The research team 拆解 (decomposed) this score into two quantities: matched: the log-prob of the reasoning on the real input; marginal: the log-prob of the reasoning on the mixture of all inputs.

The difference between these two quantities is the shadow of mutual information.

Based on this idea, the research team proposed two main metrics:

  • Retrieval-Accuracy: Looks at whether the reasoning chain can "recognize its own input." If the model collapses, this accuracy drops to random levels.
  • MI-ZScore-EMA: Turns matched − marginal into a continuous metric, adding z-score and EMA smoothing. It is more stable and better suited for training monitoring.
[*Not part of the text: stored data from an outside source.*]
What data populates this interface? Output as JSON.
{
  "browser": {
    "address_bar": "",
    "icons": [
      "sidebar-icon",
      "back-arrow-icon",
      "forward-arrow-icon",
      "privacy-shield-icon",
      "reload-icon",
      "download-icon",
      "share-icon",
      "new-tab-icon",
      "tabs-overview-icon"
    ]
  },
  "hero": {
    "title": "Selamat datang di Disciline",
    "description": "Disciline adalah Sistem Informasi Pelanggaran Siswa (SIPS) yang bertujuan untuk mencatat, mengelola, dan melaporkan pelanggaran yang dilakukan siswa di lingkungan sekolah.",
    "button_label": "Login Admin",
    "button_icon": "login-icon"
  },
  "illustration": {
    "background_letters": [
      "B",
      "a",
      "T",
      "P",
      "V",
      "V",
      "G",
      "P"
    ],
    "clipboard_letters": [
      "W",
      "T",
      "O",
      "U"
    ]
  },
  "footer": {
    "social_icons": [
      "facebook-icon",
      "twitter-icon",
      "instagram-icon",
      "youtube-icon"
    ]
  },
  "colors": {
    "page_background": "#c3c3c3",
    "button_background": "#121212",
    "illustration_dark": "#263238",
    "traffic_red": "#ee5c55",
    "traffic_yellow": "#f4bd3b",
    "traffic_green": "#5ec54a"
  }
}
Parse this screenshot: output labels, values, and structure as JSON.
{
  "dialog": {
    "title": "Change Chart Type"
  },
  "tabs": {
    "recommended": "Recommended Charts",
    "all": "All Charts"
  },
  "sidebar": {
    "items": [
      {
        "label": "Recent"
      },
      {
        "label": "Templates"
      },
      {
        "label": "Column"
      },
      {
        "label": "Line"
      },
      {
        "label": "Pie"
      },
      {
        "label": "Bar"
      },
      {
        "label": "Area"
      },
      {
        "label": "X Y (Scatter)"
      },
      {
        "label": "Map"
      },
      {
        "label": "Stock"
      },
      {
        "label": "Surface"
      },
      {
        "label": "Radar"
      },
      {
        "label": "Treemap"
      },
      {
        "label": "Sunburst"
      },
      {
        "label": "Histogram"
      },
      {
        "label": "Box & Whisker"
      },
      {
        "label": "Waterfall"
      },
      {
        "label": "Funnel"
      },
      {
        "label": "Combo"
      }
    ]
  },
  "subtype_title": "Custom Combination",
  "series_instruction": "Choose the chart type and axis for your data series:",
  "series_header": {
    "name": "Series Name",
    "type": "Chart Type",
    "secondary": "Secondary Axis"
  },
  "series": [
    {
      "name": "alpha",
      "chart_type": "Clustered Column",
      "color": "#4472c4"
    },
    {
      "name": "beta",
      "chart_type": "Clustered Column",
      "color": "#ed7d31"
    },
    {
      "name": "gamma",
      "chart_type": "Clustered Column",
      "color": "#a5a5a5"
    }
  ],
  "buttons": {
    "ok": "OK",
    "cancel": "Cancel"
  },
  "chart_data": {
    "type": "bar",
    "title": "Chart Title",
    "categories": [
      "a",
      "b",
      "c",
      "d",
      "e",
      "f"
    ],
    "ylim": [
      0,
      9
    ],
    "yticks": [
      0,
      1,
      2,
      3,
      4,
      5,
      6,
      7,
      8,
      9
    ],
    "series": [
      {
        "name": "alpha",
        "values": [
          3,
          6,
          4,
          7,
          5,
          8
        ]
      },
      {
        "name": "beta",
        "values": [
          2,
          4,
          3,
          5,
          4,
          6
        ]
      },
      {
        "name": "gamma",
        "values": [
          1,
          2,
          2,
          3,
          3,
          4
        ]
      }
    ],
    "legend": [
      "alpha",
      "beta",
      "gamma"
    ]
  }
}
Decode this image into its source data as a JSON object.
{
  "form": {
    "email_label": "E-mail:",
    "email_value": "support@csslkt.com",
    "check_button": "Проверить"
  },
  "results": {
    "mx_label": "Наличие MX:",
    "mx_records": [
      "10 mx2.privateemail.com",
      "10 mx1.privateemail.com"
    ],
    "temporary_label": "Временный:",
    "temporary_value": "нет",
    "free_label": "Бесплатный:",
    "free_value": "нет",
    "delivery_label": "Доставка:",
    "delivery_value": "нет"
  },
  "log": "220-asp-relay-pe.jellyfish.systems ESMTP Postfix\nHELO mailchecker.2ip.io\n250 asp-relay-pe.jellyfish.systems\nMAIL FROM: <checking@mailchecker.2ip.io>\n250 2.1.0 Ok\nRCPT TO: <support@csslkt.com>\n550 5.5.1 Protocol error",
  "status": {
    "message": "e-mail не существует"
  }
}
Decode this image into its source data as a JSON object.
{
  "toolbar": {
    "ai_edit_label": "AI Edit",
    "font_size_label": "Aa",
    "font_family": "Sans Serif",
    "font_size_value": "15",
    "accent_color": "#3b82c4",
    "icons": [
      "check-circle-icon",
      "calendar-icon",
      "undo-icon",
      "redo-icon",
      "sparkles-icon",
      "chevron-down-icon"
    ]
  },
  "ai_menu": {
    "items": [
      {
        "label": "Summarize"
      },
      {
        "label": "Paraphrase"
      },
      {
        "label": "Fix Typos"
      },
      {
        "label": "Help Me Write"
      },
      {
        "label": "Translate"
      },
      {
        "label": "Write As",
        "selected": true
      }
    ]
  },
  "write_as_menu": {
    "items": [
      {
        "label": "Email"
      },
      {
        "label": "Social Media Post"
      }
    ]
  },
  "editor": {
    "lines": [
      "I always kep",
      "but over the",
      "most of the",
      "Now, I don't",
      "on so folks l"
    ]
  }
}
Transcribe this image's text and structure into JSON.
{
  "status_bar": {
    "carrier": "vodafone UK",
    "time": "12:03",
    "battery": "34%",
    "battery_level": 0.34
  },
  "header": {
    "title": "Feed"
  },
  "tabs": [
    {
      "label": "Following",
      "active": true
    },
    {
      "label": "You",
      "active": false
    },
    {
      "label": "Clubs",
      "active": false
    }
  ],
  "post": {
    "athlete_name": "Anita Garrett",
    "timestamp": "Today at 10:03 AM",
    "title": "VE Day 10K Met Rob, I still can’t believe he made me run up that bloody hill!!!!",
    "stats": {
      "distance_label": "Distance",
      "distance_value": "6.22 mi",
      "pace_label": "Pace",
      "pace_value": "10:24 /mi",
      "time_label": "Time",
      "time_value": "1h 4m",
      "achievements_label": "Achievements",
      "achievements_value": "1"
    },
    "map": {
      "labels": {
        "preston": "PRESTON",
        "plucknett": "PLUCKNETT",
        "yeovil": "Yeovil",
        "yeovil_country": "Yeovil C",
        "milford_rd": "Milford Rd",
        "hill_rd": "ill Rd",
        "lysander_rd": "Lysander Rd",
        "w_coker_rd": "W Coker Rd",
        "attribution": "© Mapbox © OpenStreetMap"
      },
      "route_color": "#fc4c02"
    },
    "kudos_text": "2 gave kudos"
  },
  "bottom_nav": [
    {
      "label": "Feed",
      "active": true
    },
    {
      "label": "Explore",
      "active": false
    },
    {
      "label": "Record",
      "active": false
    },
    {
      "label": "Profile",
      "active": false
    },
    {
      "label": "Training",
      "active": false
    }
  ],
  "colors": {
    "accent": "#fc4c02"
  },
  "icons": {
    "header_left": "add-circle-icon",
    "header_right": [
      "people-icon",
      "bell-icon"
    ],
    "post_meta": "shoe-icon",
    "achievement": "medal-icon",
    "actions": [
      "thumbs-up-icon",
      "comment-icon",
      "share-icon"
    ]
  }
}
Most critically, these metrics require no extra models and no extra inference; they can be calculated during the training process itself.

This transforms MI from a "theoretical concept" into an "engineering-ready monitoring signal."

Strong Correlation Between MI and Task Performance

There is a very shocking discovery in RAGEN-2's experiments.

The correlation between MI and the final task success rate is very high. The correlation between Entropy and task success rate is not only low but can even be negative.

In other words, the higher the entropy, the worse the task performance might be. It's like seeing a person speaking more and more fluently, but the content becomes more and more absurd.

This indicates that entropy is not only unreliable but can also mislead training judgments. MI is the metric that can truly tell you "whether the model is thinking seriously."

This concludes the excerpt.